Pressure-Dependent Diffusion Coefficients and Haven Ratios in Cation-Conducting Glasses

Abstract

The influence of hydrostatic pressure on diffusion and ionic conduction is providing deeper insights into the atomistic mechanisms of ionic motion in glasses. We have studied the tracer diffusion of 22Na in a sodium borate glass and of 86Rb in a rubidium borate glass as functions of hydrostatic pressures. The activation volumes of tracer diffusion are DeltaVD(Rb) = 33.5 cm3 mol-1 and DeltaVD(Na) = 6.1 cm3 mol-1. In comparison, the activation volumes of charge diffusion obtained recently from the pressure dependence of conductivity are smaller: DeltaVsigma(Rb) = 7.2 cm3 mol(-1) and DeltaVsigma(Na) = 2.8 cm3 mol(-1).
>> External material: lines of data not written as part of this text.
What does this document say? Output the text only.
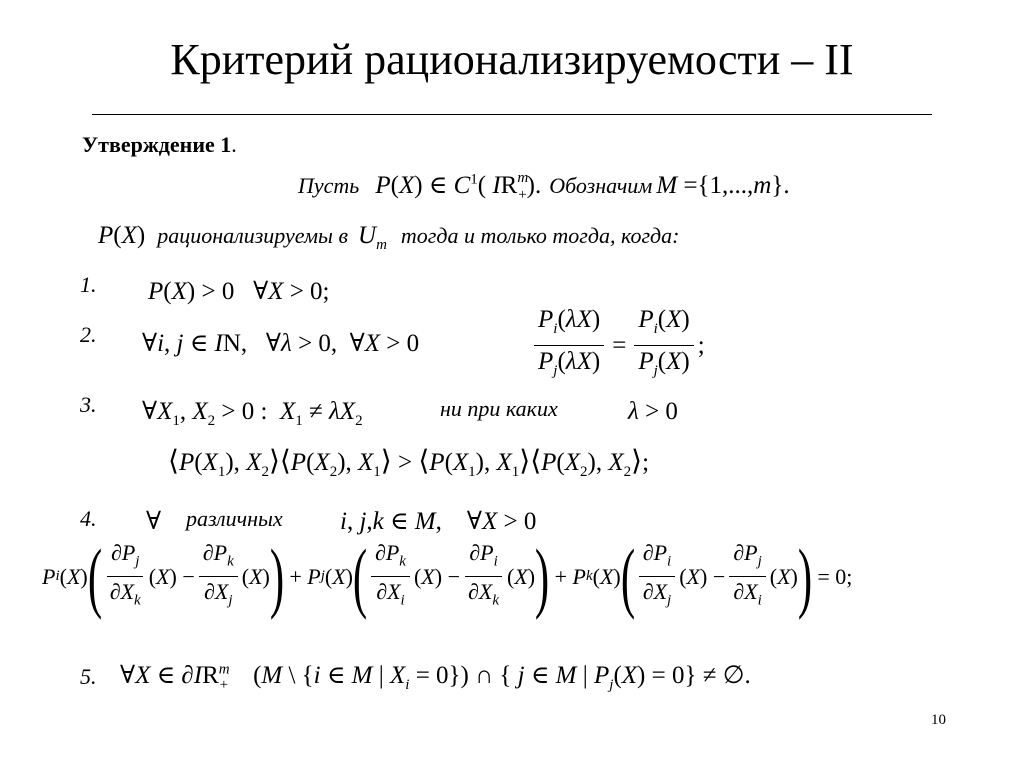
Критерий рационализируемости – II
Утверждение 1.
Пусть P(X) ∈ $C^1$( $IR^m_+$). Обозначим M ={1,...,m}.
P(X) рационализируемы в $U_m$ тогда и только тогда, когда:
1. P(X) > 0   ∀X > 0;
2. ∀i, j ∈ IN,   ∀λ > 0,  ∀X > 0	$\frac{P_i(\lambda X)}{P_j(\lambda X)} = \frac{P_i(X)}{P_j(X)}$ ;
3. $\forall X_1$, $X_2 > 0$ :  $X_1 \ne \lambda X_2$	ни при каких	λ > 0
$⟨P(X_1)$, $X_2⟩⟨P(X_2)$, $X_1⟩$ > $⟨P(X_1)$, $X_1⟩⟨P(X_2)$, $X_2⟩$;
4. ∀ различных i, j,k ∈ M,    ∀X > 0
P i ( X ) ( $\frac{\partial P_j}{\partial X_k}$ ( X ) − $\frac{\partial P_k}{\partial X_j}$ ( X ) ) + P j ( X ) ( $\frac{\partial P_k}{\partial X_i}$ ( X ) − $\frac{\partial P_i}{\partial X_k}$ ( X ) ) + P k ( X ) ( $\frac{\partial P_i}{\partial X_j}$ ( X ) − $\frac{\partial P_j}{\partial X_i}$ ( X ) ) = 0;
5. ∀X ∈ $\partial IR^m_+$    (M \ {i ∈ M | $X_i = 0$}) ∩ { j ∈ M | $P_j(X) = 0$} ≠ ∅.
10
These differences, where (DeltaVD - DeltaVsigma) > 0, imply that the Haven ratios decrease with pressure. This effect is particularly significant for the rubidium borate glass. Starting from basic equations of linear response theory for mass and charge transport, we develop a model that accounts for these experimental findings. The difference between the activation volumes, DeltaVD and DeltaVsigma, and the pressure-dependent Haven ratios are consequences of collective movements of ions in glass, implying a concerted motion of ions in a chain- or caterpillar-like fashion. In our treatment, it is a vacant site (with ions jumping into it successively) that moves along an extended pathway. Hence, we regard vacant sites as the carriers of charge and ions as the carriers of diffusing matter. The decrease of the Haven ratio with pressure is attributed to the influence of pressure on the topology of the conduction pathways, which are progressively straightened out with increasing pressure.